Probably some redundant steps but a useful exercise for me to understand the relationship between a radio signal and its interaction with the antenna.
One of the most important things I learned in physics was the principle of least action. Don’t do a full analysis if an order of magnitude estimate will do it for you. Although in this case there energy arguments should get you there!

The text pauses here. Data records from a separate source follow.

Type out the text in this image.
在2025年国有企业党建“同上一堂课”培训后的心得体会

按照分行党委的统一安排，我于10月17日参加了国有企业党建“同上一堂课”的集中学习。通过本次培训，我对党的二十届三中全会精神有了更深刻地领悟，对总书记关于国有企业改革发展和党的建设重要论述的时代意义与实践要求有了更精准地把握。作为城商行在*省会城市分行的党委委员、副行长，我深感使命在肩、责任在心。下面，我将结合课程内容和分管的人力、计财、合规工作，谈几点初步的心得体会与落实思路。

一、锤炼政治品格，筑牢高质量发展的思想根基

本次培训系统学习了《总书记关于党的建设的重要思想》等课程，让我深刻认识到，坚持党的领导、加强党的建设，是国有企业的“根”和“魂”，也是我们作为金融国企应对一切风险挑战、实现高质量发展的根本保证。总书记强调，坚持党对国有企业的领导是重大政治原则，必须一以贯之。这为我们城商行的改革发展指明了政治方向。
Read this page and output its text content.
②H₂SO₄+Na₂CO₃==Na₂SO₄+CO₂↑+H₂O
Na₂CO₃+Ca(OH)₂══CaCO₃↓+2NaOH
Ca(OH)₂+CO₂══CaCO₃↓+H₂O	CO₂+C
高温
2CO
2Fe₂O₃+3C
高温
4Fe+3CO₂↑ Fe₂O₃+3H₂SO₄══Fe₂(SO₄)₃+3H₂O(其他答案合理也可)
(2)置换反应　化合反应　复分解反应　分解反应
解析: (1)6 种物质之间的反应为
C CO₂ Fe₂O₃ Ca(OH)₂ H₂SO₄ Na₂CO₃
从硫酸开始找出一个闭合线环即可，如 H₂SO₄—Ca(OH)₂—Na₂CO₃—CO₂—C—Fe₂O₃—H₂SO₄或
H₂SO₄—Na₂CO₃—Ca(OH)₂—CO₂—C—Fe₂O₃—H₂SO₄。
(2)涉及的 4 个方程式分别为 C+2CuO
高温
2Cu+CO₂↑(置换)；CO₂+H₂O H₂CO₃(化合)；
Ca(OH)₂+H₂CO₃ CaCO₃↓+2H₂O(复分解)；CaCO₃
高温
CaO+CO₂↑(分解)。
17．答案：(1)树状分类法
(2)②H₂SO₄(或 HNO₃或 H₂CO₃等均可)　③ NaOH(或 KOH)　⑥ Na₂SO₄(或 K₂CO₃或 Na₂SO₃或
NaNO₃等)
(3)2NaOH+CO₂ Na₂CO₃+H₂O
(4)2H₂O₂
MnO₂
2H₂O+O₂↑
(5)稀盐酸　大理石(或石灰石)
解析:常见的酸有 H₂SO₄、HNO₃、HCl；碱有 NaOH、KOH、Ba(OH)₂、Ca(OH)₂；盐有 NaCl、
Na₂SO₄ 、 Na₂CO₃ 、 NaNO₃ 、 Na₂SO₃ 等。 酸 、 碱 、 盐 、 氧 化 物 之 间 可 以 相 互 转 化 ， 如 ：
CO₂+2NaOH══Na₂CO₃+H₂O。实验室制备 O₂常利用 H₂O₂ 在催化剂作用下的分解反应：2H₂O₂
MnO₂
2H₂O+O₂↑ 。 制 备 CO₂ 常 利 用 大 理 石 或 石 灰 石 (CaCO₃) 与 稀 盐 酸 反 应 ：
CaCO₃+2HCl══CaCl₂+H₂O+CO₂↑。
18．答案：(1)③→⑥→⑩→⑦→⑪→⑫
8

I suspect you learned more in your calculation than I did, however.
Now I’ve seen your method it’s obviously the quickest route to the solution as the question as posed gives us the voltage (1uV) induced in the (unloaded) antenna by the incoming signal, so it’s just an electrical calculation (voltage, impedance, power, etc).
I suppose I was thinking about what RF signal would be needed to produce that voltage – redundant in this case.
I enjoyed the exercise and have learnt (or re-learnt) stuff about that fascinating interface between radio signals and antennas.
Whenever I hear someone say “speed of light” in the back of my mind the lyrics to Queen’s 1978 hit song “Don’t Stop Me Know” jump into my mind. There’s a refrain where Freddie Mercury sings
“I’m travelling at the speed of light,
I wanna make a supersonic man outta you”
Fair enough both lines suggest incredibly fast travel.
But it’s the line before which has irritated me for nearly 50years.
“Two hundred degrees, that’s why they call me Mister Fahrenheit”
What’s that rubbish meant to mean? If it was two hundred and twelve degrees, then yes Mr. Fahrenheit would be OK. But 200 is a nothing special temperature!
And so as we deal with speed of light, it’s time for someone, me, to introduce Cerenkov Radiation where you get stuff travelling faster than the speed of light giving the cool blue glow seen when radioactive materials are stored under water.
Photons suffer the same problem as when we drive in traffic. In ‘free space’ they always go at the cosmic speed limit we call “c” but it’s those annoying delays being absorbed and emitted by matter they meet on route that extends the total journey time. [Pedants will point out it’s not the same photon but a series of photons, a bit like a baton relay race]. People are usually surprised by how slow light travels in liquids and solids.
I find it amazing that photons at the core of the sun take 10,000 to 170,000 years to reach the sun’s surface (or rather their descendants do) and then only about 8 minutes to travel 93 million miles into our eyes.
I seem to recall that the phase velocity of a wave in waveguide can be faster than the speed of light - but I would need to find the section in the Services Handbook which states this, and I haven’t studied that since 1971
No, coz we’re not made of photons. But we do radiate photons at infrared wavelengths.
In any case, in macroscopic objects like us (trillions of quantum particles) quantum effects - like resonant frequencies - are cancelled out by interactions (it’s called decoherence).
Yes. Most of my world/career works fine with O-level views of physics. It’s the fact that it’s easy to miss the “in a vacuum” bit of the definition of c.
Still Cerenkov Radiation just looks sublimely like “real sci-fi”.
Freddie was probably just using a round number to fit the lyrics and 200 degrees is hot regardless of if its C or F so mr Fahrenheit is like calling him hot. I guess. I’m not sure he looked into the physics principals when writing the song .
good song though.
Freddie may not have been a physicist but the guitarist Brian May is. He had his B.Sc and was doing a Ph.D when he quit to be a rock star!.
It’s as annoying as Jeff Lynne singing “I wish I was a wild west hero” when we all know it should be “I wish I were a wild west hero.” Damn brummy don’t know his past indicatives from his past subjunctives and so he can’t speak proper like what I can and does.